Il Gran Premio di Miami ha segnato una decisa inversione di rotta per la Williams.
Grazie al pacchetto di aggiornamenti portato in pista e alle recenti modifiche regolamentari, il team di Grove ha finalmente trovato una boccata d’ossigeno in una stagione iniziata, senza mezzi termini, nel peggiore dei modi.
La scuderia britannica è stata costretta fin da subito a una rincorsa affannosa, pagando a caro prezzo i ritardi invernali causati dal mancato superamento dei crash test.
Con pochissime ore di prova all’attivo e una monoposto decisamente sovrappeso, gli uomini di James Vowles hanno quindi dovuto fare gli straordinari per riportare quello spirito positivo con cui avevano sempre guardato al nuovo ciclo tecnico.
Eppure, c’è un paradosso dietro il doppio piazzamento in zona punti ottenuto in Florida: la FW48 che ha sfrecciato sull’asfalto americano non è un’evoluzione estrema, ma rappresenta semplicemente la versione "nativa" del progetto. Quella che, sulla carta, avrebbe dovuto debuttare già nel round d’apertura in Australia.

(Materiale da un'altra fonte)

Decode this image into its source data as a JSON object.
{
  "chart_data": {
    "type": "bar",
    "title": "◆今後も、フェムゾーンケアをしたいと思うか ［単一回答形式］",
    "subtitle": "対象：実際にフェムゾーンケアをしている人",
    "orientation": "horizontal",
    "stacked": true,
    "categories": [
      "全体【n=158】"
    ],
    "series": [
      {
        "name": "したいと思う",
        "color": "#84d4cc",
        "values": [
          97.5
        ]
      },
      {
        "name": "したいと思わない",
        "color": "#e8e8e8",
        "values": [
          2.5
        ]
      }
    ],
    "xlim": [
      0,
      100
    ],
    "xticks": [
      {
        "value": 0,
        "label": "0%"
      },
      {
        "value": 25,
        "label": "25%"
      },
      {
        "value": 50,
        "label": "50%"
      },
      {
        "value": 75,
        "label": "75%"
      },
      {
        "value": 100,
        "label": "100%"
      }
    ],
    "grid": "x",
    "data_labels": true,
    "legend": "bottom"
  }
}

A confermare questa realtà è stato Carlos Sainz.
L’alfiere spagnolo ha analizzato la situazione con la massima lucidità e onestà intellettuale, esprimendosi nei seguenti termini:
"Finalmente abbiamo montato il pacchetto di sviluppi che sarebbe dovuto arrivare alla prima gara. A causa di tutti i ritardi che abbiamo avuto all’inizio della stagione, ora abbiamo finalmente messo in pista l’auto prevista per il debutto, ed è sul livello delle auto di metà classifica. C’è ancora un grande divario con l’Alpine e con i primi, quindi dobbiamo abbassare la testa, rendere questa la nuova base e iniziare a migliorare. Abbiamo ancora molto peso da smaltire dalla macchina. Penso che la squadra abbia fatto un grande sforzo nelle ultime settimane, ma dobbiamo continuare a spingere perché non siamo ancora dove ci aspettavamo di essere alla fine dello scorso anno, quando speravamo nel 2026. Confidiamo che questo sia l’inizio di un nuovo recupero e credo che entro la fine dell’anno arriveremo dove vogliamo essere. Penso che dovremo arrivare all’ultimo terzo della stagione per vedere una vera svolta".